Hello guys,
before going to deep study of GLOW, can you please somehow elaborate on MLIR and compare it to GLOW?
What are the benefits or possible drawbacks of GLOW vs. MLIR?
Are these comparable technologies or these serve other purposes indeed?
Hello guys,
before going to deep study of GLOW, can you please somehow elaborate on MLIR and compare it to GLOW?
What are the benefits or possible drawbacks of GLOW vs. MLIR?
Are these comparable technologies or these serve other purposes indeed?
There’s some overlap, but in general they serve different purposes. MLIR is compiler infrastructure – it’s intended to be a useful multi-level IR that can be used across different SW stacks. Meanwhile, Glow is itself a compiler framework that has its own two levels of Glow-specific IR, and also includes optimizations written specifically for Glow IR, has features such as AOT compilation for LLVM-based backends, a high-performance runtime for server-oriented deployment, etc.
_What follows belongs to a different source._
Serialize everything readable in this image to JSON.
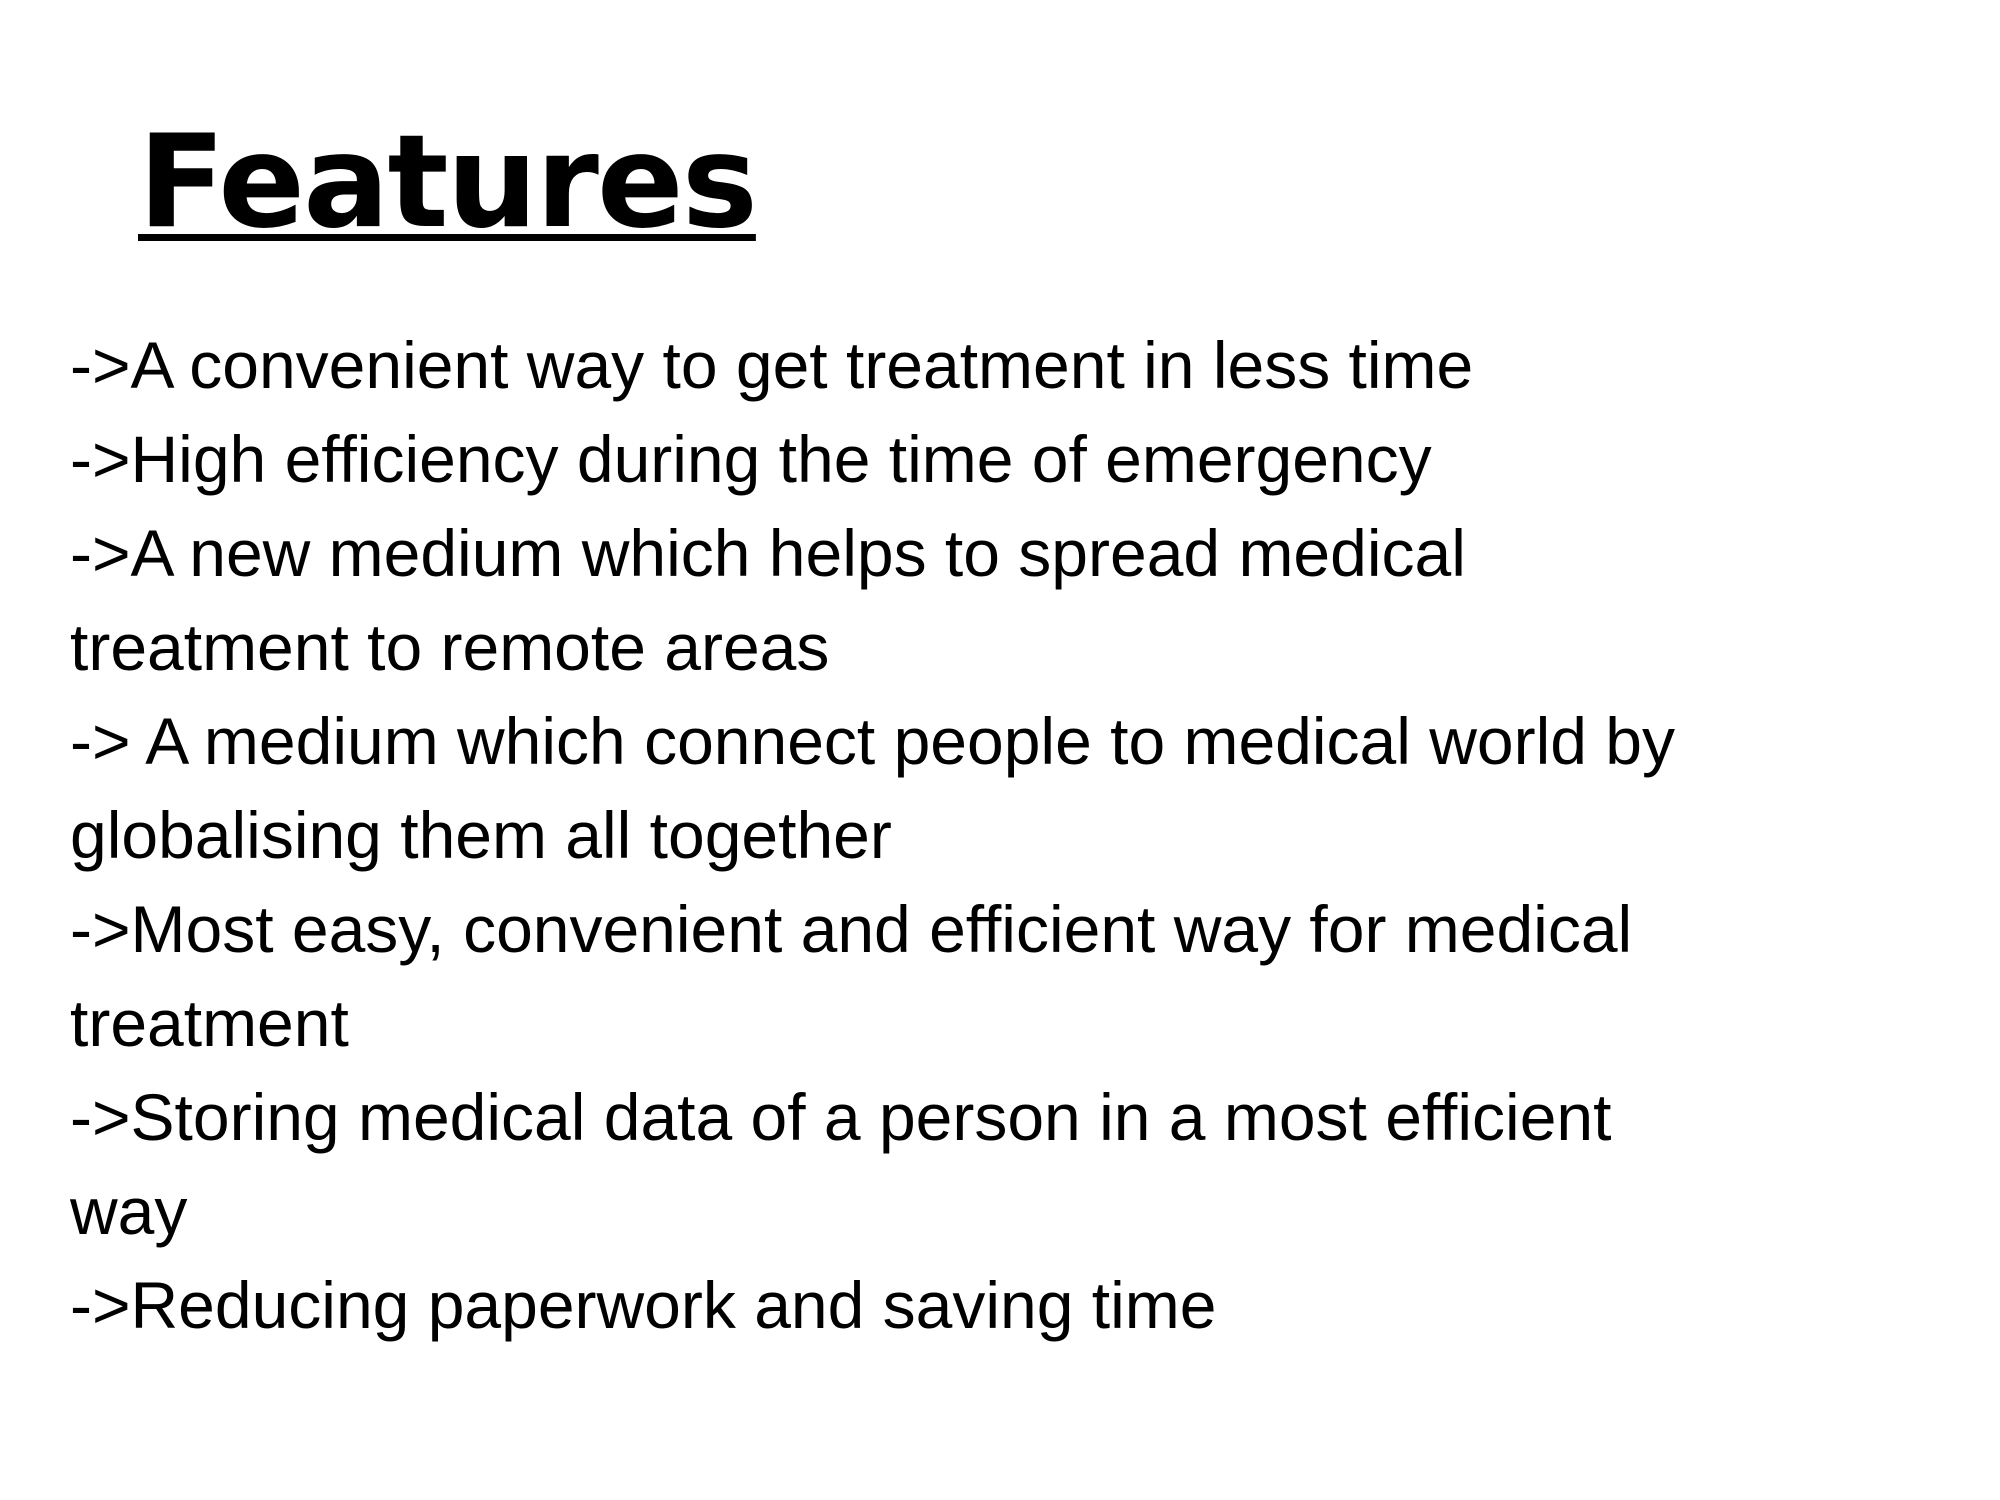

In theory we could for example replace Glow’s IR with MLIR (but this is not something we’re planning).
Hello Jordan,
What you mean by LLVM-based backends?
Glow uses LLVM in two ways: 1) Across the whole compiler as a support library e.g. for many of its efficient data structures, CL options, serialization, etc. 2) Separately, backends may use LLVM for low-level codegen for specific architectures once they go below Glow Instruction IR. E.g. the Glow CPU backend uses this, and other private backends may as well (maintained privately by OSS users so you don’t see them on Github).